In the gospel text today Jesus mentioned miracles that would come with those who believed in Him – “in my name they will cast out devils; they will have the gift of tongues; they will pick up snakes in their hands, and be unharmed should they drink deadly poison; they will lay their hands on the sick, who will recover”. As a Catholic for six years now, though six years could be seen as a short period, I find that I have gotten used to the habits and rituals of being a Catholic and forget that Jesus is all about miracles. He not only performed miracles of manifestations and healing; the fact that God would become man to live among us and die as a sinless human being to atone for our sins, is one big miracle itself.

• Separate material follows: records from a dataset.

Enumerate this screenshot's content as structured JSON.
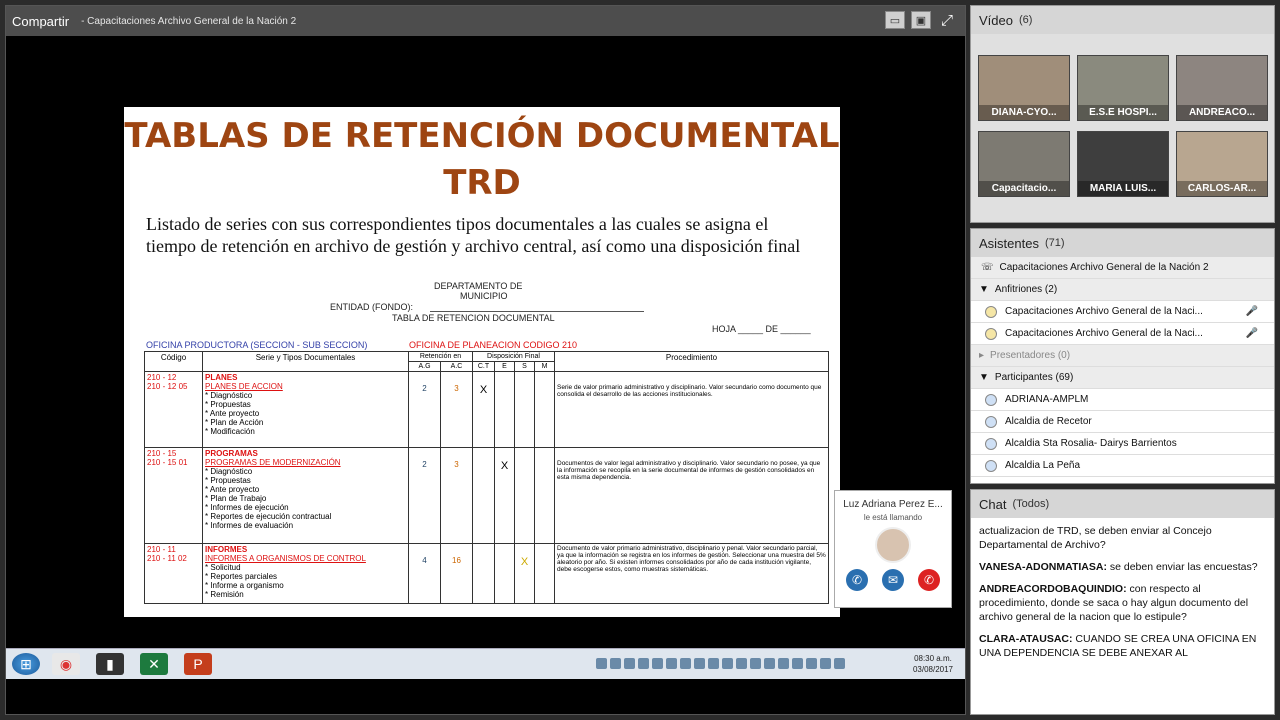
{
  "share": {
    "title": "Compartir",
    "subtitle": "- Capacitaciones Archivo General de la Nación 2"
  },
  "slide": {
    "title_line1": "TABLAS DE RETENCIÓN DOCUMENTAL",
    "title_line2": "TRD",
    "description": "Listado de series con sus correspondientes tipos documentales a las cuales se asigna el tiempo de retención en archivo de gestión y archivo central, así como una disposición final",
    "dept": "DEPARTAMENTO DE",
    "municipio": "MUNICIPIO",
    "entidad": "ENTIDAD (FONDO):",
    "tabla": "TABLA DE RETENCION DOCUMENTAL",
    "hoja": "HOJA _____ DE ______",
    "oficina_productora": "OFICINA PRODUCTORA (SECCION - SUB SECCION)",
    "oficina_planeacion": "OFICINA DE PLANEACION CODIGO 210",
    "headers": {
      "codigo": "Código",
      "serie": "Serie y Tipos Documentales",
      "retencion": "Retención en",
      "disposicion": "Disposición Final",
      "procedimiento": "Procedimiento",
      "ag": "A.G",
      "ac": "A.C",
      "ct": "C.T",
      "e": "E",
      "s": "S",
      "m": "M"
    },
    "rows": [
      {
        "code1": "210 - 12",
        "code2": "210 - 12 05",
        "serie": "PLANES",
        "sub": "PLANES DE ACCION",
        "items": "* Diagnóstico\n* Propuestas\n* Ante proyecto\n* Plan de Acción\n* Modificación",
        "ag": "2",
        "ac": "3",
        "ct": "X",
        "e": "",
        "s": "",
        "proc": "Serie de valor primario administrativo y disciplinario. Valor secundario como documento que consolida el desarrollo de las acciones institucionales."
      },
      {
        "code1": "210 - 15",
        "code2": "210 - 15 01",
        "serie": "PROGRAMAS",
        "sub": "PROGRAMAS DE MODERNIZACIÓN",
        "items": "* Diagnóstico\n* Propuestas\n* Ante proyecto\n* Plan de Trabajo\n* Informes de ejecución\n* Reportes de ejecución contractual\n* Informes de evaluación",
        "ag": "2",
        "ac": "3",
        "ct": "",
        "e": "X",
        "s": "",
        "proc": "Documentos de valor legal administrativo y disciplinario. Valor secundario no posee, ya que la información se recopila en la serie documental de informes de gestión consolidados en esta misma dependencia."
      },
      {
        "code1": "210 - 11",
        "code2": "210 - 11 02",
        "serie": "INFORMES",
        "sub": "INFORMES A ORGANISMOS DE CONTROL",
        "items": "* Solicitud\n* Reportes parciales\n* Informe a organismo\n* Remisión",
        "ag": "4",
        "ac": "16",
        "ct": "",
        "e": "",
        "s": "X",
        "proc": "Documento de valor primario administrativo, disciplinario y penal. Valor secundario parcial, ya que la información se registra en los informes de gestión. Seleccionar una muestra del 5% aleatorio por año. Si existen informes consolidados por año de cada institución vigilante, debe escogerse estos, como muestras sistemáticas."
      }
    ]
  },
  "taskbar": {
    "time": "08:30 a.m.",
    "date": "03/08/2017"
  },
  "call": {
    "name": "Luz Adriana Perez E...",
    "status": "le está llamando"
  },
  "video": {
    "title": "Vídeo",
    "count": "(6)",
    "tiles": [
      "DIANA-CYO...",
      "E.S.E HOSPI...",
      "ANDREACO...",
      "Capacitacio...",
      "MARIA LUIS...",
      "CARLOS-AR..."
    ]
  },
  "attendees": {
    "title": "Asistentes",
    "count": "(71)",
    "session": "Capacitaciones Archivo General de la Nación 2",
    "hosts_label": "Anfitriones (2)",
    "hosts": [
      "Capacitaciones Archivo General de la Naci...",
      "Capacitaciones Archivo General de la Naci..."
    ],
    "presenters_label": "Presentadores (0)",
    "participants_label": "Participantes (69)",
    "participants": [
      "ADRIANA-AMPLM",
      "Alcaldia de Recetor",
      "Alcaldia Sta Rosalia- Dairys Barrientos",
      "Alcaldia La Peña"
    ]
  },
  "chat": {
    "title": "Chat",
    "scope": "(Todos)",
    "messages": [
      {
        "author": "",
        "text": "actualizacion de TRD, se deben enviar al Concejo Departamental de Archivo?"
      },
      {
        "author": "VANESA-ADONMATIASA:",
        "text": " se deben enviar las encuestas?"
      },
      {
        "author": "ANDREACORDOBAQUINDIO:",
        "text": " con respecto al procedimiento, donde se saca o hay algun documento del archivo general de la nacion que lo estipule?"
      },
      {
        "author": "CLARA-ATAUSAC:",
        "text": " CUANDO SE CREA UNA OFICINA EN UNA DEPENDENCIA SE DEBE ANEXAR AL"
      }
    ]
  },
  "colors": {
    "title_brown": "#9e4512",
    "red": "#dd1111",
    "panel_header": "#d6d6d6"
  }
}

Because God came as flesh in all humility, so too are we reminded to keep humble and serve God and one another. We are never too big or high to help someone in need. And we will never be bigger or higher than the Lord our God. Humility keeps us grounded so that we can see rightly, and in seeing rightly recognize the miracles that God performs in our everyday lives. For there is no reason that flowers should bloom, or that the ocean knows where its limits are, or that you and I should be alive and enjoying our meals; these things that we take for granted are our everyday miracles that we ought to thank God for.

In looking back at the past six years since my baptism, I have my personal miracles to thank God for, which I would like to share with you all. When I was diagnosed with schizophrenia, I thought that would be the end of me. How wrong I was! As I learned to trust in God, follow His promptings and rest in His love, I found myself growing a sense of rootedness, identity and self-confidence that had not been there before. I found a job and got promoted while at it. I regained old friends whom I had lost touch with, because they were true friends and wanted to see me get better. I found medication that suited me and worked well with my brain chemistry. And of all the miracles God has performed in my life, I am most thankful for Him granting me my husband, who has been healing and loving and good in my life.

Keep growing in God’s wisdom and have faith that your own miracle is around the corner. God bless you all!

(Today’s OXYGEN by Serene Frances Wong)

Prayer – Dear Jesus, help us see You as our own personal miracle – God’s gift to us to redeem us from our sins – and guide us to be strong in faith and knowledge so that we may be gifts to one another. Amen.

Thanksgiving – We give thanks for the gift of nature and for those who love us.